Grady, KL, Sorensen, JW, Stopnisek, N., Guittar, J. & Shade, A. Ensamblaje y estacionalidad de la microbiota central de la filosfera en cultivos de biocombustibles perennes. Nat. Comunitario. 10, 4135 (2019).

Singer, E., Bonnette, J., Kenaley, SC, Woyke, T. & Juenger, TE El compartimento de la planta y la variación genética impulsan la composición del microbioma en las raíces de switchgrass. Reinar. Microbiol. Representante 11, 185-195 (2019).

Artículo CAS PubMed PubMed Central Google Scholar

Lundberg, DS y cols. Definición del microbioma central de la raíz de Arabidopsis thaliana. Naturaleza 488, 86–90 (2012).

Artículo ADS CAS PubMed PubMed Central Google Scholar

Bulgarelli, D. y col. Revelando estructuras y señales de ensamblaje para la microbiota bacteriana que habita en las raíces de Arabidopsis. Naturaleza 488, 91–95 (2012).

Artículo ADS CAS PubMed Google Scholar

Bahulikar, RA, Torres-Jerez, I., Worley, E., Craven, K. y Udvardi, MK Diversidad de bacterias fijadoras de nitrógeno asociadas con el pasto varilla en la pradera nativa de pastos altos del norte de Oklahoma. Aplica. Reinar. Microbiol. 80, 5636–5643 (2014).

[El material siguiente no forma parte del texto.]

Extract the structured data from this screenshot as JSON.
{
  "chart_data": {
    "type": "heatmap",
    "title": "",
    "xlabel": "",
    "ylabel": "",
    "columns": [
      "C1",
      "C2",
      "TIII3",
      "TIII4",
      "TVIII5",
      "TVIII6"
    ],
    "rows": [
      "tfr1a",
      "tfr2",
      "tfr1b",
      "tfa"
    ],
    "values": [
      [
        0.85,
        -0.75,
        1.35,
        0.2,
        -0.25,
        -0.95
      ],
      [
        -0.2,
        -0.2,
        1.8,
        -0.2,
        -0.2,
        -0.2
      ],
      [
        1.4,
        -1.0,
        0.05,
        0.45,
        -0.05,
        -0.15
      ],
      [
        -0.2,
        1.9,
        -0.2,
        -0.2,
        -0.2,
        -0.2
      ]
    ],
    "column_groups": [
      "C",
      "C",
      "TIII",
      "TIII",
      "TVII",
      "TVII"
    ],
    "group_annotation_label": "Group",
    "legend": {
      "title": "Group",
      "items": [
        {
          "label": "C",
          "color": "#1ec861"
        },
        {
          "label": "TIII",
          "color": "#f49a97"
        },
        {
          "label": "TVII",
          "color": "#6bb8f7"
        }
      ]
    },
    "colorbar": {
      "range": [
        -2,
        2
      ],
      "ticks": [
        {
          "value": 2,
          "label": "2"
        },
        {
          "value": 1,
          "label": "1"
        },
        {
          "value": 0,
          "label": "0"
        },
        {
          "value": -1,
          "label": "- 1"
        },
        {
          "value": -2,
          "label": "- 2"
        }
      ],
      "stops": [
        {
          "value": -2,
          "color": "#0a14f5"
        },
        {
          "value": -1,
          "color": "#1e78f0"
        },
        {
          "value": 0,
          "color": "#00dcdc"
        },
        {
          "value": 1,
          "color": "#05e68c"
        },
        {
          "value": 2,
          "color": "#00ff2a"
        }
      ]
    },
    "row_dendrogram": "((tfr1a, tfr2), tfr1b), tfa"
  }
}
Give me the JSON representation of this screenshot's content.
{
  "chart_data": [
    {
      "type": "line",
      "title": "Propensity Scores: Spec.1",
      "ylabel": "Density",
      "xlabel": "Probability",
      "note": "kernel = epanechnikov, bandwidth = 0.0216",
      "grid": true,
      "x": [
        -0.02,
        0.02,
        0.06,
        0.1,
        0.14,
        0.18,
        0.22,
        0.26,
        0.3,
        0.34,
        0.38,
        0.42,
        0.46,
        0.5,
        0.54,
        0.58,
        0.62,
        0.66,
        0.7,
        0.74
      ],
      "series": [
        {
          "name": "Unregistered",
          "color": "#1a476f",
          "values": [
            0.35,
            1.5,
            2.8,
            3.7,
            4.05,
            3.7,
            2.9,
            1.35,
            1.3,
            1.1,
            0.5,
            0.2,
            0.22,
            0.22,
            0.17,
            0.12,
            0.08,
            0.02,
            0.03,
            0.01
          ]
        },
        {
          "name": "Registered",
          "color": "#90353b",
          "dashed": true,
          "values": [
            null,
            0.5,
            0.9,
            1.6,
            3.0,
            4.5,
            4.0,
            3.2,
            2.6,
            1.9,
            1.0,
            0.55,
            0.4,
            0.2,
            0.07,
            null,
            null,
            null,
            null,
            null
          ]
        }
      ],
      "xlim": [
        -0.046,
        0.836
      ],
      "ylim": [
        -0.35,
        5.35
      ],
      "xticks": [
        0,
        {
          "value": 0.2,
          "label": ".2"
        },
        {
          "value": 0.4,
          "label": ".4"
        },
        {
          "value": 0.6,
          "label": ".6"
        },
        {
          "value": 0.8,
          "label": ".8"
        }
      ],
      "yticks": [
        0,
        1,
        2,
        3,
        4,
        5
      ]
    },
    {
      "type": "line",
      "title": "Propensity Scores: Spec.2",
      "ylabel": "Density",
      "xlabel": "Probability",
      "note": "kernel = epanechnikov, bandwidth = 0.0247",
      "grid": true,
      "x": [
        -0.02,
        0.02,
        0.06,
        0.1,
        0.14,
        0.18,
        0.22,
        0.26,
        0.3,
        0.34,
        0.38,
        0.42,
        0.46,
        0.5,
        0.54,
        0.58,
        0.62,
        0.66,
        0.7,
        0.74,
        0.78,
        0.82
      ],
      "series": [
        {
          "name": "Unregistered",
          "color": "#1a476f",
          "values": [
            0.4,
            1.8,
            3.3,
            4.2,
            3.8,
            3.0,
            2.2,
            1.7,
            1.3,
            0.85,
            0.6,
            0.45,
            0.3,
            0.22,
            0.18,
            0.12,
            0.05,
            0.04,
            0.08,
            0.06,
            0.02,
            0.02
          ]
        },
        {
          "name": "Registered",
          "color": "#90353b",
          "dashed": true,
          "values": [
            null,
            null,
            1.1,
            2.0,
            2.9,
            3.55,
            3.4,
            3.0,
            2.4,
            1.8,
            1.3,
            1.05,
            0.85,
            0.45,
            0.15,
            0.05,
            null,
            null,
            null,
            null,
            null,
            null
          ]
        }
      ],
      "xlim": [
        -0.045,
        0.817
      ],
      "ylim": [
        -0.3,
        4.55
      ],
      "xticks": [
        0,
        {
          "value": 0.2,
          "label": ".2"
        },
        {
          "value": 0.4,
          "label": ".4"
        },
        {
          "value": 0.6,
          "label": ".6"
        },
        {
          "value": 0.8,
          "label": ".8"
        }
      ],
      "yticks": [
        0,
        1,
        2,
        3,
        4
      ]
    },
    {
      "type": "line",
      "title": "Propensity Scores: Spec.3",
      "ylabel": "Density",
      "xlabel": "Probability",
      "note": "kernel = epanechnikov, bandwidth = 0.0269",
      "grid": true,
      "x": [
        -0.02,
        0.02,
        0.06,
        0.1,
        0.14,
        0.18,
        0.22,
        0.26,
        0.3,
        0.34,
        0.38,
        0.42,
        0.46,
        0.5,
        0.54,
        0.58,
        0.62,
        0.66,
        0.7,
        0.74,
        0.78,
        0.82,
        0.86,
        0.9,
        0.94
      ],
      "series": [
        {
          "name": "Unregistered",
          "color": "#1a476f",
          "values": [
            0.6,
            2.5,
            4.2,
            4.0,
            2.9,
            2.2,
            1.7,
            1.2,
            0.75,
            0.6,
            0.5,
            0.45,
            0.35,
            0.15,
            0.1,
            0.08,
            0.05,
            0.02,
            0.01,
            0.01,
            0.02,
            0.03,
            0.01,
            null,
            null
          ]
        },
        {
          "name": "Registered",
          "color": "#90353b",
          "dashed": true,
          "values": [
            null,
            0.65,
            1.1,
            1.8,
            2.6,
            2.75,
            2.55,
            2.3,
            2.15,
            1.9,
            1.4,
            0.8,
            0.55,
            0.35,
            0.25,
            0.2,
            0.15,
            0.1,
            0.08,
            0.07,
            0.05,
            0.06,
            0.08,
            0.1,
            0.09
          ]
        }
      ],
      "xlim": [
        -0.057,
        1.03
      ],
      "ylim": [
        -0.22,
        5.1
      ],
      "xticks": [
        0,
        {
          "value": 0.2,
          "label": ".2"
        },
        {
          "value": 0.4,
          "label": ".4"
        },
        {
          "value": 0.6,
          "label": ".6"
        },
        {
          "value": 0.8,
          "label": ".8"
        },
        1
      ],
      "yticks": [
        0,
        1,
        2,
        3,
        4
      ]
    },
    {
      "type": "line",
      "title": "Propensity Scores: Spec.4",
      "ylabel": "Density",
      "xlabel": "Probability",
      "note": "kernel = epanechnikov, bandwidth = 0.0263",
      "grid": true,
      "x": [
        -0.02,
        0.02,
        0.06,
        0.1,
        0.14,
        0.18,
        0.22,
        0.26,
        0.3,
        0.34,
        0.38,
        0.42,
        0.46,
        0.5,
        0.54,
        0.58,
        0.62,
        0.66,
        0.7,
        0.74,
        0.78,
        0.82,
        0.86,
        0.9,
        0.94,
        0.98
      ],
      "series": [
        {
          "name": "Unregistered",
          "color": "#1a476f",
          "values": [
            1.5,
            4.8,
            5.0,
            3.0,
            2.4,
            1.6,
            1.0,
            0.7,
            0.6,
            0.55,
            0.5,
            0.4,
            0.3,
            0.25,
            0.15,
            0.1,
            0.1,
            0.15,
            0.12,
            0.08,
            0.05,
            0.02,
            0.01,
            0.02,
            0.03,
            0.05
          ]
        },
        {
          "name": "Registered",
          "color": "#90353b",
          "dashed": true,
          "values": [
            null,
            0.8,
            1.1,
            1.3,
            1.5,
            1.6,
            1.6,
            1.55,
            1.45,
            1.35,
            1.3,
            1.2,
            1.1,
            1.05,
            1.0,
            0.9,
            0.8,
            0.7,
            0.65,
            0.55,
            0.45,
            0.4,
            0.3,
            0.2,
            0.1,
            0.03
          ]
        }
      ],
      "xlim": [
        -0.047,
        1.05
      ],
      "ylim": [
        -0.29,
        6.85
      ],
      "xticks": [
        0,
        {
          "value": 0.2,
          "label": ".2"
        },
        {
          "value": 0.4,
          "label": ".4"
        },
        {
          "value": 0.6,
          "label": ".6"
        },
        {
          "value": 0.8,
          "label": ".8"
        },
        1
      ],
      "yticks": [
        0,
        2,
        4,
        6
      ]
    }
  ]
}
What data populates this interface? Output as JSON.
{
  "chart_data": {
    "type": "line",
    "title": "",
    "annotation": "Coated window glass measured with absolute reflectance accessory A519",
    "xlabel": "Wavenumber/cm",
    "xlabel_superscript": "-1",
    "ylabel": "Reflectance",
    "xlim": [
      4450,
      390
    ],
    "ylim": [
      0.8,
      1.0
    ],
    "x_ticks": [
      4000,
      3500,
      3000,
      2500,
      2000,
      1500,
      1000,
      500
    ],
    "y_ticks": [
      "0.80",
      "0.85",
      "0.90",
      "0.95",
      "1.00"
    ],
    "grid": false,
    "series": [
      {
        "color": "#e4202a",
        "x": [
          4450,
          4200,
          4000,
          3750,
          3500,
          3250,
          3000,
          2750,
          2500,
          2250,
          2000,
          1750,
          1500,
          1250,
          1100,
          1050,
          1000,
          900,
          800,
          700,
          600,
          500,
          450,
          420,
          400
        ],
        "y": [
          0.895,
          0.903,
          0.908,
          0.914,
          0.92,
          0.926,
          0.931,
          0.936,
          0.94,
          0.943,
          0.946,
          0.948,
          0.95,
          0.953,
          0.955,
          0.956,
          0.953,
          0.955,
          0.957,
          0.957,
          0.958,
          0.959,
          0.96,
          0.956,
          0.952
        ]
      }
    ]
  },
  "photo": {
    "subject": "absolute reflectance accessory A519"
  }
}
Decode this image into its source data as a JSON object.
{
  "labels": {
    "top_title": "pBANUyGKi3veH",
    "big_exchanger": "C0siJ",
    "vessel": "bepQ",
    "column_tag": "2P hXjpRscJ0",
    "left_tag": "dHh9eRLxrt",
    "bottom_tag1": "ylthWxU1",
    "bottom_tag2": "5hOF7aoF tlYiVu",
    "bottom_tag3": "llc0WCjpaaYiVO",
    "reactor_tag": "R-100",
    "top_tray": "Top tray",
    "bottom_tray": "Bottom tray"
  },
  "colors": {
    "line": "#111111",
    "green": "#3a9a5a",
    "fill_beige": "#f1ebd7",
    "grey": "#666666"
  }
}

Artículo ADS PubMed PubMed Central Google Scholar

Roley, SS, Xue, C., Hamilton, SK, Tiedje, JM y Robertson, GP Evidencia isotópica de fijación episódica de nitrógeno en pasto varilla (Panicum virgatum L.). Biol del suelo. Bioquímica. 129, 90–98 (2019).

Artículo CAS Google Scholar

Bowers, RM y cols. Información mínima sobre un genoma único amplificado (MISAG) y un genoma ensamblado en metagenoma (MIMAG) de bacterias y arqueas. Nat. Biotecnología. 35, 725–731 (2017).

Artículo CAS PubMed PubMed Central Google Scholar

Yoon, SH, Ha, SM, Lim, J., Kwon, S. y Chun, J. Una evaluación a gran escala de algoritmos para calcular la identidad promedio de nucleótidos. Antonio van. Leeuwenhoek, Internacional. J. General Mol. Microbiol. 110, 1281-1286 (2017).

Artículo CAS Google Scholar

Julsing, MK, Rijpkema, M., Woerdenbag, HJ, Quax, WJ y Kayser, O. Análisis funcional de genes implicados en la biosíntesis de isopreno en Bacillus subtilis. Aplica. Microbiol. Biotecnología. 75, 1377-1384 (2007).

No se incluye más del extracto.